Recently I change the network name of one of my servers at work, because the box changed its job from a virtual machine server to the database server. Everything was going great until I decided to setup the server for replication and received the following error message.
New Publication Wizard
——————————SQL Server replication requires the actual server name to make a connection to the server. Connections through a server alias, IP address, or any other alternate name are not supported. Specify the actual server name, ‘old_name’. (Replication.Utilities)
——————————
OK
——————————
So with a little hunting and SQL queries I found out that SQL Server doesn’t use the network name, it only excepts that as an alias. My SQL Server instance was still named “old_name”. I found that out by running these two queries:
- sp_helpserver
- select @@servername
So in order to get the network name and the SQL Server instance name back in sync I had do these steps:
- Run this in Microsoft SQL Server Management Studio:
- sp_dropserver 'old_name'
- go
- sp_addserver 'new_name','local'
- go
- Restart SQL Server service.
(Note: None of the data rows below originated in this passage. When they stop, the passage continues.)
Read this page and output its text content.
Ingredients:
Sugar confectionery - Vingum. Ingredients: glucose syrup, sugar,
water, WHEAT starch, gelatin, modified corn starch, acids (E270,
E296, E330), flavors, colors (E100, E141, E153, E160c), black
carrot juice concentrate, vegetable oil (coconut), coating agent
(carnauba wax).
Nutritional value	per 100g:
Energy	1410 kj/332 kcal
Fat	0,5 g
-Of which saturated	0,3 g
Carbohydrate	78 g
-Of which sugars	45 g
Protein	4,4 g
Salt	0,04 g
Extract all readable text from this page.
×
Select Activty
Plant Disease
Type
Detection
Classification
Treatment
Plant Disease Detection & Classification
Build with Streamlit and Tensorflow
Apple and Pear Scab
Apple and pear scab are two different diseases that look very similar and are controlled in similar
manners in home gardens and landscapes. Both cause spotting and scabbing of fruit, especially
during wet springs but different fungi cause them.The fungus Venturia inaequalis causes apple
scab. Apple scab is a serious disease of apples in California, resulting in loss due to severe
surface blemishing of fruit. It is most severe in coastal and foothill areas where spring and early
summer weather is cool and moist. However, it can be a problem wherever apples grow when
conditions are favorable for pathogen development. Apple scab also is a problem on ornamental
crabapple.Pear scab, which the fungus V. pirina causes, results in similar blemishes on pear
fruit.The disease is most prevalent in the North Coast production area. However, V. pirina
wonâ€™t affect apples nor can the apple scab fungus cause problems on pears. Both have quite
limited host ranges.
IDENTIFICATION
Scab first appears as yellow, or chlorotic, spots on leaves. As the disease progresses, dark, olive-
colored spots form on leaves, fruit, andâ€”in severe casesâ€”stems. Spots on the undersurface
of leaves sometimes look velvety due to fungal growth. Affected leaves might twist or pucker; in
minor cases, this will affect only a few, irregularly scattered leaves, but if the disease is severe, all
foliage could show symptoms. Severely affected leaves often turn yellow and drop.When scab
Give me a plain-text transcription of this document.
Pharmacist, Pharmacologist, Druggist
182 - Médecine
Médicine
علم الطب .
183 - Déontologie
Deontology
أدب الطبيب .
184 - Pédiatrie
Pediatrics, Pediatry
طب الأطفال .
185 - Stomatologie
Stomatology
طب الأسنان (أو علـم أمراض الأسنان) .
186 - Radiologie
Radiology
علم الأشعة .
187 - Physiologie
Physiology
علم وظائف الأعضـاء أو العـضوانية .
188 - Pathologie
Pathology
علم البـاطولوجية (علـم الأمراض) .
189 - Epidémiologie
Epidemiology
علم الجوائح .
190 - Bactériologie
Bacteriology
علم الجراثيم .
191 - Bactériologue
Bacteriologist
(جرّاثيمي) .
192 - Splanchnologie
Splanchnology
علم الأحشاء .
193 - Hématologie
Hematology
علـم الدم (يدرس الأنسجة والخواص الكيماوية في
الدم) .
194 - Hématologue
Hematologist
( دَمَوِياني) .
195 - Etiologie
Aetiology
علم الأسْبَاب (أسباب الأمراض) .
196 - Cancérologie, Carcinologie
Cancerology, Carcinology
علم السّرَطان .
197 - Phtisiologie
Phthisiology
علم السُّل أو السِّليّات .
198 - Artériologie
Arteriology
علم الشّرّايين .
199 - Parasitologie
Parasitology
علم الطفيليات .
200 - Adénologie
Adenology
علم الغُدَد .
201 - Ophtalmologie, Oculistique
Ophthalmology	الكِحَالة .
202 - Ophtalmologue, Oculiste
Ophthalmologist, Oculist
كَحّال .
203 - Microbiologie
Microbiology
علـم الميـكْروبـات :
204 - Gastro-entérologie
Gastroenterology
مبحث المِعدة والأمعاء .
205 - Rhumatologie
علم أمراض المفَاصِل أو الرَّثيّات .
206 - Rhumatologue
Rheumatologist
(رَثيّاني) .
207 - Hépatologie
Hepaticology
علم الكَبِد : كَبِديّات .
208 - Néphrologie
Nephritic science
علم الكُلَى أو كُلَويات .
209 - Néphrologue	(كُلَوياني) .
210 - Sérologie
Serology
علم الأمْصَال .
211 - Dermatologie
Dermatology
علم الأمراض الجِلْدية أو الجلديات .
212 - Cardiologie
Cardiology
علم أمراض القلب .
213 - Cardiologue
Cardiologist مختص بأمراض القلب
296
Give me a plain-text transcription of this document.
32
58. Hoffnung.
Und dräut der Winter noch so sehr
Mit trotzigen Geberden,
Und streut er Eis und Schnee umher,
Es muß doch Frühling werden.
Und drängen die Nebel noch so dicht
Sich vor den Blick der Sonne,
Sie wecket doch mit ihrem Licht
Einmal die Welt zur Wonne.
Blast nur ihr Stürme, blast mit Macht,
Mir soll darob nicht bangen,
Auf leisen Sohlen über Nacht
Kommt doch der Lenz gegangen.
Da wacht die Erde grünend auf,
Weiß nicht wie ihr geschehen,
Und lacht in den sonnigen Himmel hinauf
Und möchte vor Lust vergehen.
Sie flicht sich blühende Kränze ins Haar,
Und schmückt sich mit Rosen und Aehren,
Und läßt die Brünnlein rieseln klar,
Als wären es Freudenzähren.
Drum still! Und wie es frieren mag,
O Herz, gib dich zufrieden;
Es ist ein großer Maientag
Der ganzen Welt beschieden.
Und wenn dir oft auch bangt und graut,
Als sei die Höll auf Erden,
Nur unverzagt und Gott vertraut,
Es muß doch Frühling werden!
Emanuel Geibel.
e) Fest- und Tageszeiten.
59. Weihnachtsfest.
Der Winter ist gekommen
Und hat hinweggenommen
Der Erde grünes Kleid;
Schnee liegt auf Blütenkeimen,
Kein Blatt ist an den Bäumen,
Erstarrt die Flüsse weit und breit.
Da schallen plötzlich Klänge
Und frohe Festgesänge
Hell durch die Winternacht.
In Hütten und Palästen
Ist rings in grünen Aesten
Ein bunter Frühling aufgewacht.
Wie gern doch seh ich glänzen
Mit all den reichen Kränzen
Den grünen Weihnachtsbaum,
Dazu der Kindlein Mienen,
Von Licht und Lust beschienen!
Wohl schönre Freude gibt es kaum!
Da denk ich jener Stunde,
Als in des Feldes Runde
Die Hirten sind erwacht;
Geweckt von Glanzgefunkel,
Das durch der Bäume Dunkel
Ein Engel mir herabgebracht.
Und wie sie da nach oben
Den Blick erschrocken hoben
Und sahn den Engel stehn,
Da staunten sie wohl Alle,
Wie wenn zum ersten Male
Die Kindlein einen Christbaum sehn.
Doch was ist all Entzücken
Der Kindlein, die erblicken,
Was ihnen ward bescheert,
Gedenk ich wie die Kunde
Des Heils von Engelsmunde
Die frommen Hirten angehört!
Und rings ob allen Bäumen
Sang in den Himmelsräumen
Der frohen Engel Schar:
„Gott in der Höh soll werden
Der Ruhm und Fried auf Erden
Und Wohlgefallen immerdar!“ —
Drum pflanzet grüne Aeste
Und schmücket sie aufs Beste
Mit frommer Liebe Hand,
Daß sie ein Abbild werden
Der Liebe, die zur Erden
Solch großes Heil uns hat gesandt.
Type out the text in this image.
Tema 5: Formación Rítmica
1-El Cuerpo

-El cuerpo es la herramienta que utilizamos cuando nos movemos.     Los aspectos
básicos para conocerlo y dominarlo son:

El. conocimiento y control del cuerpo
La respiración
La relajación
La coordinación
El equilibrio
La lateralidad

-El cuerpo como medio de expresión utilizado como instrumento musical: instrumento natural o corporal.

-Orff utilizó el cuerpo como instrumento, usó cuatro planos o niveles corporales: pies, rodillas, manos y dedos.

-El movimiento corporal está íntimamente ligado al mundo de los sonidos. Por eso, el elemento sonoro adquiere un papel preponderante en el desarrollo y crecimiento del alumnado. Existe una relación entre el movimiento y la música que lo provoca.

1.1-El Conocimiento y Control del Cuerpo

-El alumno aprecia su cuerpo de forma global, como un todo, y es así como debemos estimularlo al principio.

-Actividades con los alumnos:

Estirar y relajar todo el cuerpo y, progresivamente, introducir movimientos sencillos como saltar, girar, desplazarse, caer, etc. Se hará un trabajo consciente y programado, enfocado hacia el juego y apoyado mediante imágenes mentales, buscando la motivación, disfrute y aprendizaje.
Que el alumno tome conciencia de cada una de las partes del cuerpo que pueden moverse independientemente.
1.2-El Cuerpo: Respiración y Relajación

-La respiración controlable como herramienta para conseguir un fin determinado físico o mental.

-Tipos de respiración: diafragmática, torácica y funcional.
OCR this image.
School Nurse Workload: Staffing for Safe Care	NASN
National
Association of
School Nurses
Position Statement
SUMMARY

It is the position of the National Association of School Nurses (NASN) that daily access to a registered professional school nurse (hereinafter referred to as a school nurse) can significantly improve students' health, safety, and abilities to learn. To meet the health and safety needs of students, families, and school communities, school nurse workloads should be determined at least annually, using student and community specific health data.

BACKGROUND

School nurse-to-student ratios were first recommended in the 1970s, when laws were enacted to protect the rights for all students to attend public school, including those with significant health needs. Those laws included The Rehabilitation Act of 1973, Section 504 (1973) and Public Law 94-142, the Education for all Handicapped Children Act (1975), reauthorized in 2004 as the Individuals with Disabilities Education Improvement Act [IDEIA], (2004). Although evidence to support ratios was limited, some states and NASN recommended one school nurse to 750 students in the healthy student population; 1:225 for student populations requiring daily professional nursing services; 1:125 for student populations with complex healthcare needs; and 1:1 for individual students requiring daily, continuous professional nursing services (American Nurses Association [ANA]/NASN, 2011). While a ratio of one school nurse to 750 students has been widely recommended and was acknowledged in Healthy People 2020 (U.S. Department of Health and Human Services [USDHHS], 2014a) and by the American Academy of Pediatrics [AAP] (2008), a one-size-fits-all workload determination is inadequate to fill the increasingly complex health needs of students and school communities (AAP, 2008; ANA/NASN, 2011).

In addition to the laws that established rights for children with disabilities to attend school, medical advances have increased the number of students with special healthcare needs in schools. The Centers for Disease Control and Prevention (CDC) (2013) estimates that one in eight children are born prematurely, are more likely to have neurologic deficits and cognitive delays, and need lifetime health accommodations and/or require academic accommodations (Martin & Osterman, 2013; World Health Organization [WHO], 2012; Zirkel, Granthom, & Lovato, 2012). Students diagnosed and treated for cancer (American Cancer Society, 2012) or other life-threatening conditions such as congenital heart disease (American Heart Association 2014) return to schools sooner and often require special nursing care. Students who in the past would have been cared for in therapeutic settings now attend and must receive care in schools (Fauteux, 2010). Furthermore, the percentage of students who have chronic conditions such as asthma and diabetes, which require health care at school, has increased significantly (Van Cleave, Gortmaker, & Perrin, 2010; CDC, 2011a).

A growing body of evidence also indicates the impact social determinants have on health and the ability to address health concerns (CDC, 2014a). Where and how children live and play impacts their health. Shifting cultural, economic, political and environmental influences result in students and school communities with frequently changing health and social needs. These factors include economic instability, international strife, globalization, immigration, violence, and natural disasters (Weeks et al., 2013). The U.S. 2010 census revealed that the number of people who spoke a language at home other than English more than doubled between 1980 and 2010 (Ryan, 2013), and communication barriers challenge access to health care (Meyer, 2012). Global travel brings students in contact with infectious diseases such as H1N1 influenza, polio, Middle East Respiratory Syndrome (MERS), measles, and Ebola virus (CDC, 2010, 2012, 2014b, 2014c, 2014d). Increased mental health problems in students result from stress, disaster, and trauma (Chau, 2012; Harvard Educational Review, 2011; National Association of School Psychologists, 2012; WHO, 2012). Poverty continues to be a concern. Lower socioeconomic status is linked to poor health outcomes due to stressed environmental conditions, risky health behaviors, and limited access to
I prefer the command prompt for this, but you can just as easily do it in Services under the Control Panel
net stop mssqlserver
net start mssqlserver
Then after that is done run this again, to make sure everything is changed:
- sp_helpserver
- select @@servername
I don’t understand why SQL Server uses it’s own name versus the network name, might be due to the fact you can have multiple SQL Server instances install on one machine. It wasn’t too hard to change and probably stems from the days when SQL Server was known as Sybase, all in all, I learned something new and it only took 30 minutes of my day to fine the answer.